Meaningful Models — A research agenda on model-driven engineering

Abstract: An important question in software engineering is whether a program (or system) is correct with respect to its specification. The model-driven engineering discipline (MDE) is an approach to software development that supports domain-engineering, is generative and language-driven. We believe that this set of characteristics enable MDE as a suitable approach for the rigorous development of correct software systems as it allows us to focus on models rather than code. In this paper, we illustrate how programming languages theory, through operational semantics, and logic in computer science, through Description Logics, may help us identify meta-properties and techniques to reason about MDE models.


Christiano Braga is associate professor of computer science at Universidade Federal Fluminense and leads the Language-oriented Software Engineering Research Group. He obtained his Ph.D. in Computer Science at Pontifícia Universidade Católica do Rio de Janeiro in 2001. He was an International Fellow at the Computer Science Laboratory of SRI International from 1998 to 2000, visiting scholar at the Formal Methods and Declarative Languages Laboratory of UIUC in 2003, and Ramón y Cajal researcher at the Departamento de Sistemas Informáticos y Computación of the Universidad Complutense de Madrid from 2006 to 2008. His research interests include semantics of programming languages and formal methods in software engineering. Some of his contributions are the Maude MSOS tool, for the specification and verification of programming language semantics, and the transformation contracts approach, for the formal development of model transformations.

Deductive Generalization

Abstract: The empirical sciences are based on inductive inference, that is, the formation of theories by generalization from observations. In this process, scientists place a high value on the mathematical beauty or elegance of a theory. Apart from aesthetic concerns, mathematical simplicity has the virtue of constraining our speculations, preventing us from “over-fitting” the data, and thus increasing the chance that our theories will successfully account for new observations. This criterion is traditionally known as Occam’s razor (after the medieval philosopher William of Ockham, a frequent user though not originator of the principle).

In mathematical proof we observe a similar phenomenon. That is, conjectures and lemmas are often formed by plausible generalizations from particular cases. Imagine, for example, proving a conjecture about an object in N dimensions. We might first try to prove the special case of two or three dimensions, and then generalize the argument to the N-dimensional case. We would prefer a proof of the two-dimensional case that is simple, on the grounds that it will be less prone to depend on particular aspects of this case, thus more likely to generalize.

The appearance of Occam’s razor in logical proof should surprise us, since we require no heuristic justification of conclusions logically deduced from axioms. Nonetheless, such criteria can be highly valuable in the search for a proof, since they allow us to form conjectures that are plausibly valid and potentially useful, and thus to navigate the intractably large space of potential proofs.
We will illustrate these concepts by applying them to proofs about programs. To form generalizations, we use a methodology of interpolation: finding a hypothesis intermediate between a premise and a desired conclusion. We will set out heuristic criteria for generalizations in terms of evidence provided for both validity of the generalization and its utility in constructing a proof. These criteria can be used to discover inductive invariants that prove given properties of programs by considering only fragments of the program’s behavior. We observe that evidence for generalizations comes at a computational cost, and that in practice it is important to strike a balance between cost and quality of generalizations.

Moreover, we observe a subtle but significant difference between the use of Occam’s razor in deductive as opposed to inductive settings. That is, by considering the simplicity of the proof of a proposition in a particular case, we can make distinctions that cannot be made based on the simplicity of hypotheses alone.

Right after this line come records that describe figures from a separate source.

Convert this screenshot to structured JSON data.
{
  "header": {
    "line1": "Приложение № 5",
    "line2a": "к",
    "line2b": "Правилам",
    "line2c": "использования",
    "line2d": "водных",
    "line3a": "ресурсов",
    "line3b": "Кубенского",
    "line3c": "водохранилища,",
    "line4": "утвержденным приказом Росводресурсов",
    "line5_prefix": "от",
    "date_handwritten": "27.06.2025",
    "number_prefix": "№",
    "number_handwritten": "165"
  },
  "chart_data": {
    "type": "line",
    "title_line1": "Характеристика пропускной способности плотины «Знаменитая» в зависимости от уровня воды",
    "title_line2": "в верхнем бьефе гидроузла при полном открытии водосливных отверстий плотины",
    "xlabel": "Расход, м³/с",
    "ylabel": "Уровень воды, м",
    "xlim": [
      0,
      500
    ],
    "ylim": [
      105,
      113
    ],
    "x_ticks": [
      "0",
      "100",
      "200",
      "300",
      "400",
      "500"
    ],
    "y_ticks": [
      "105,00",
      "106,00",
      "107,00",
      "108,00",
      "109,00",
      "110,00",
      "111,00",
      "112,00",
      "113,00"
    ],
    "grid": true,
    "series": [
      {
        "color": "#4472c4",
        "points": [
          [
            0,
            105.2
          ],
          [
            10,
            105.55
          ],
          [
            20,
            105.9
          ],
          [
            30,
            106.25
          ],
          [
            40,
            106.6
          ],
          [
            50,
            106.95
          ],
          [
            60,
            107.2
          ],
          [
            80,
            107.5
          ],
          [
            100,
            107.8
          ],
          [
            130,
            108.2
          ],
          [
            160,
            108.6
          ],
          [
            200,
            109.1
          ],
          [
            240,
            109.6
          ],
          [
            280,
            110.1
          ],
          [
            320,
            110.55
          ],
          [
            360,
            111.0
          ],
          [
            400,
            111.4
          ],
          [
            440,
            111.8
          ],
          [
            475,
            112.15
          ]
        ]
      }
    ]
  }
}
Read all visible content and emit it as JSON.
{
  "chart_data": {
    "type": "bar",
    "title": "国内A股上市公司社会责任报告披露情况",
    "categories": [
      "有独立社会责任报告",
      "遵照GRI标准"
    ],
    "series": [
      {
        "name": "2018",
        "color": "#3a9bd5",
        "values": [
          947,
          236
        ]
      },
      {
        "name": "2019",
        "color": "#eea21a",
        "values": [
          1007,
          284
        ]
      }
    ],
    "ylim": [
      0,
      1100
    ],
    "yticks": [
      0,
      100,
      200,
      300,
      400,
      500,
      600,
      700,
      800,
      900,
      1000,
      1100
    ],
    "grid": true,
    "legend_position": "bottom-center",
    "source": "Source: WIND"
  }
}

Kenneth McMillan  is a researcher in formal verification at Microsoft Research.  He began his career as an electrical engineer, designing chips and biomedical instruments. His undergraduate degree is in EE, from the University of Illinois, and he has an MSEE from Stanford. From this experience, he became interested in the process of designing complex systems, and in particular, how we determine that complex system designs are correct. Switching to computer science, he did a Ph.D. with Ed Clarke at CMU, graduating in 1992. His thesis was on a technique called Symbolic Model Checking that could be used to verify logical properties of finite-state systems by efficiently exploring very large state spaces. He developed a model checker called SMV that implemented these techniques, as well as other techniques for combatting the so-called state explosion problem. He went on to do research at three commercial  research labs: Bell Labs, Cadence Berkeley Labs, and (as of 2010) Microsoft Research. At Cadence, he further developed SMV, incorporating methods of compositionality and abstraction to break large verification problems down into small ones, in a tool called Cadence SMV. More recently, he has been mainly interested in the question of relevance. That is, if you want to prove a logical property of a complex object like an computer program or a hardware design, how do you decide what information about that system is relevant to that property? This leads to a technique called Craig interpolation that allows us to use logical proof as a basis for determining relevance, and can be used as the foundation of formal verification tools for hardware and software.